Taming the transition between ZIF-L–(Zn, Co) and ZIF-(8, 67) using a multi-inlet vortex mixer (MIVM)

Abstract

Zeolitic imidazolate frameworks (ZIFs) have attracted extensive attention due to their high porosity, exceptional surface area and remarkable thermal and chemical stability leading to a distinguished performance in various fields like catalysis, gas separation, carbon dioxide capture, and drug delivery. Some major challenges in the ZIF research are concerned with the synthesis of high-quality ZIF-(8, 67) crystals in an aqueous medium with reduced organic ligand consumption and controlled particle size. Herein, we report the controlled transition from ZIF-L–(Zn, Co) to ZIF-(8, 67) and the controlled particle size synthesis of ZIF-(8, 67), and the composition of their mixed metal derivatives in a multi-inlet vortex mixer (MIVM).
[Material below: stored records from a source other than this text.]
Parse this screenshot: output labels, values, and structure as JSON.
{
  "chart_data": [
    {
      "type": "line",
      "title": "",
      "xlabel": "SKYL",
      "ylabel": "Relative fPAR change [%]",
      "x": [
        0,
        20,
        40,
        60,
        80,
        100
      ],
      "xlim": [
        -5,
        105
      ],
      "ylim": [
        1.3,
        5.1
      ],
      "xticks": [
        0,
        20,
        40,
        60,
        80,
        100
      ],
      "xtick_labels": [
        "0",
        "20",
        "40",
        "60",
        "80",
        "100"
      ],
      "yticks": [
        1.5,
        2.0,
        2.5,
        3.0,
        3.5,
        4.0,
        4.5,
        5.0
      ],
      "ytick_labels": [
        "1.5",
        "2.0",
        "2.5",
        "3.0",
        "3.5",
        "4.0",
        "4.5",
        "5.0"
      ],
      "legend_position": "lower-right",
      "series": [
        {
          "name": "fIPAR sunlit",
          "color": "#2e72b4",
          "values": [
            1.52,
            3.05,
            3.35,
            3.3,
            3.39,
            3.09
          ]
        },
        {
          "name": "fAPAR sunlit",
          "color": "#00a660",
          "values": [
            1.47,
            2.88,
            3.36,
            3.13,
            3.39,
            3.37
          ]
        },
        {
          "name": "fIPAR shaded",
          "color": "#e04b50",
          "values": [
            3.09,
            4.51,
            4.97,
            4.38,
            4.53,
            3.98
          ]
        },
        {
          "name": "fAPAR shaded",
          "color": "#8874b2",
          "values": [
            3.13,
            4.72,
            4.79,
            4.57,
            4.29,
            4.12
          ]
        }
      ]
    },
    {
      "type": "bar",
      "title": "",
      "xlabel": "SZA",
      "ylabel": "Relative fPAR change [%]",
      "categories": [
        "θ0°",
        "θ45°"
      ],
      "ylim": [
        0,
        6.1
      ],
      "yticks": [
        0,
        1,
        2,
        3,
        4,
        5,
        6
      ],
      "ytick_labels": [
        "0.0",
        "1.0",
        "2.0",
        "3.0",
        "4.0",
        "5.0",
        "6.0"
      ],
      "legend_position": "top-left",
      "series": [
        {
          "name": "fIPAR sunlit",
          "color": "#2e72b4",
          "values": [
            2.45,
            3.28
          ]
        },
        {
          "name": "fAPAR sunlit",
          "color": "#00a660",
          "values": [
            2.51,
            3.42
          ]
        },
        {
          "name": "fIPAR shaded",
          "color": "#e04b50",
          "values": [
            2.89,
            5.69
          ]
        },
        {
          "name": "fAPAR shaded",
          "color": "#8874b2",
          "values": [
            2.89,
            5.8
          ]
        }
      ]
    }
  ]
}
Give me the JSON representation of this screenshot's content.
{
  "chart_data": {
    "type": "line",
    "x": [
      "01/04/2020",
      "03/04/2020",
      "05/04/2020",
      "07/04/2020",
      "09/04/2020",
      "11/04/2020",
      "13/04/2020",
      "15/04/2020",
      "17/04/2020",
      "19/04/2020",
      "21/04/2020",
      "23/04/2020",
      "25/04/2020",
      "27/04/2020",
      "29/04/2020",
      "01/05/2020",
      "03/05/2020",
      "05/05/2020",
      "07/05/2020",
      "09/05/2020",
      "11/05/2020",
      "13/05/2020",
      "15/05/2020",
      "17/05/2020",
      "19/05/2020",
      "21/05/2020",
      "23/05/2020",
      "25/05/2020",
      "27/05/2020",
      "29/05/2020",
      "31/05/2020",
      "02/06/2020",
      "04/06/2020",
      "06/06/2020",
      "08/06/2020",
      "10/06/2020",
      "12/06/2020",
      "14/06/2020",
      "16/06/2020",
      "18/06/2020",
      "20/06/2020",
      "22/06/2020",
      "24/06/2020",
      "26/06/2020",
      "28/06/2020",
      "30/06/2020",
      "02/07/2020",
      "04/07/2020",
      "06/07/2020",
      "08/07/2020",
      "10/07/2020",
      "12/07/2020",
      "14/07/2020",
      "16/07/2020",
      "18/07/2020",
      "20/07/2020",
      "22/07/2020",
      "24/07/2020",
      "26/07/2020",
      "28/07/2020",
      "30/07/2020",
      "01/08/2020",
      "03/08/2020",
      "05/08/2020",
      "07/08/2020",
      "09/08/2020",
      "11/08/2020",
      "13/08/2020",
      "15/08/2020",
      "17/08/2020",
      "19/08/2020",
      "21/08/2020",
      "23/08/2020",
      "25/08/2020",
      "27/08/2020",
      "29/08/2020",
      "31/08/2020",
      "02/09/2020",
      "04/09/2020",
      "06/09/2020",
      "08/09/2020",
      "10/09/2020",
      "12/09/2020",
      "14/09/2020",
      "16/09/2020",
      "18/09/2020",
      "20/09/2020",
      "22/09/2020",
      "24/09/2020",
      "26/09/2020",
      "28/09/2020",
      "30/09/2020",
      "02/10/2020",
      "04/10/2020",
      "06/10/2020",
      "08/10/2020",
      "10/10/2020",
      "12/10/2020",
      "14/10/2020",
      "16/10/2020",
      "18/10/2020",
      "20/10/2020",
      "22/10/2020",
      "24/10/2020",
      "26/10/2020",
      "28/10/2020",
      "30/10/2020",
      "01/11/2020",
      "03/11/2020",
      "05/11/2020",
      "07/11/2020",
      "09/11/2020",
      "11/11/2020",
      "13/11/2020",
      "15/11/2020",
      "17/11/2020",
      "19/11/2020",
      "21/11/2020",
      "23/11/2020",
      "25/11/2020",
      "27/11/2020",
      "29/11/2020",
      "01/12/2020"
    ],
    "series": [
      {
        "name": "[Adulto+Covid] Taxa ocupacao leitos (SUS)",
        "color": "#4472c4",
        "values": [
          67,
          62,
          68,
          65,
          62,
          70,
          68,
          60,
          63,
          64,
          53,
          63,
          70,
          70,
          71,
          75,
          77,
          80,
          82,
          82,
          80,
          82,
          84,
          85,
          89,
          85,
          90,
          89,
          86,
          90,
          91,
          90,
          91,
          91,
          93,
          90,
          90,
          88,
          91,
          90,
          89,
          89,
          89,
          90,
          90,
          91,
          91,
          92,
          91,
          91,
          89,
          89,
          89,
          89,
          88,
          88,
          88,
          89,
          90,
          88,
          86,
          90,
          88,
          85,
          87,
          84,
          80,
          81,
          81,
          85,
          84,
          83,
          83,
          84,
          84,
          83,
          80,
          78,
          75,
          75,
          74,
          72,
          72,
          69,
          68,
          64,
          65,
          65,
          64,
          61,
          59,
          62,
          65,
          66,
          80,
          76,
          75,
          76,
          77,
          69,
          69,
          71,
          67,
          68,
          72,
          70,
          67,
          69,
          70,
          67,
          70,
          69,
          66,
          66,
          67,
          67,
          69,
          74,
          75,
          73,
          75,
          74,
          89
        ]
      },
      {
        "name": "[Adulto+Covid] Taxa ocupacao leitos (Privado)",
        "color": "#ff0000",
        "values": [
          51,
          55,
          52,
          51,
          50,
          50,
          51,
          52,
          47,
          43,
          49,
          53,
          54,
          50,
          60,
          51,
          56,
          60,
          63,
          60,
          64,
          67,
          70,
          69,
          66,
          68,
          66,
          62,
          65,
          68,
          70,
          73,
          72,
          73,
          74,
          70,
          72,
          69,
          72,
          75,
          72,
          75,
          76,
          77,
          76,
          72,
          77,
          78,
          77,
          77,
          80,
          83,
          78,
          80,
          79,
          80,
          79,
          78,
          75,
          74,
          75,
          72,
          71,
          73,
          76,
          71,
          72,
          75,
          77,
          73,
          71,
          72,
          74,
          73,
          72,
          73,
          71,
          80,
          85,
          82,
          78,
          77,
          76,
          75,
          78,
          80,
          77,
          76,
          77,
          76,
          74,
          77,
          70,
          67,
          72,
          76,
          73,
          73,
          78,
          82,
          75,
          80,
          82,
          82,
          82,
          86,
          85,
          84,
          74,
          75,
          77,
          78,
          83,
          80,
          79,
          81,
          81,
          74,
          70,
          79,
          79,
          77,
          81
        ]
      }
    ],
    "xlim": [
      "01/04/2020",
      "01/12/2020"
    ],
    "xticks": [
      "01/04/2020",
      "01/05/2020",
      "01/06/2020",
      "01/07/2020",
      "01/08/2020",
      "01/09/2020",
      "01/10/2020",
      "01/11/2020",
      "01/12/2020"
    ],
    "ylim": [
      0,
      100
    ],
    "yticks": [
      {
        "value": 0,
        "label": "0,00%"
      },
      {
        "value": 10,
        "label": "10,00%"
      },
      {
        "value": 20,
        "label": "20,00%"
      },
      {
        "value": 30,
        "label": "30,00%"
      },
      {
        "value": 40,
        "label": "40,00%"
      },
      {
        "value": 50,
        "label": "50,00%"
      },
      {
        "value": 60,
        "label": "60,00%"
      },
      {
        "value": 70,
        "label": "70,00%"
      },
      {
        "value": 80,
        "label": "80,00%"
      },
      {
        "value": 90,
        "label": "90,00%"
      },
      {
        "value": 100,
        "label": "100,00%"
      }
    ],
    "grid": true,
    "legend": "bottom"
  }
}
The method uses precursor solutions in four controlled flow syringes that feed them into the MIVM at various flow rates. The collected ZIF particles are then fully characterized, and their composition is determined. We show that this synthesis technique is rapid and provides superior control over the transition from ZIF-L to ZIF-(8, 67) via the flow rates of the initial ZIF precursors and their molar ratio. Moreover, using the MIVM, we can synthesize ZIF-8 nanoparticles with a minimum mean particle size of 76 nm ± 2 nm compared to a mean particle size of 97 nm ± 20 nm obtained by the traditional batch technique. The controlled doping of ZIF-8 by cobalt is also achieved.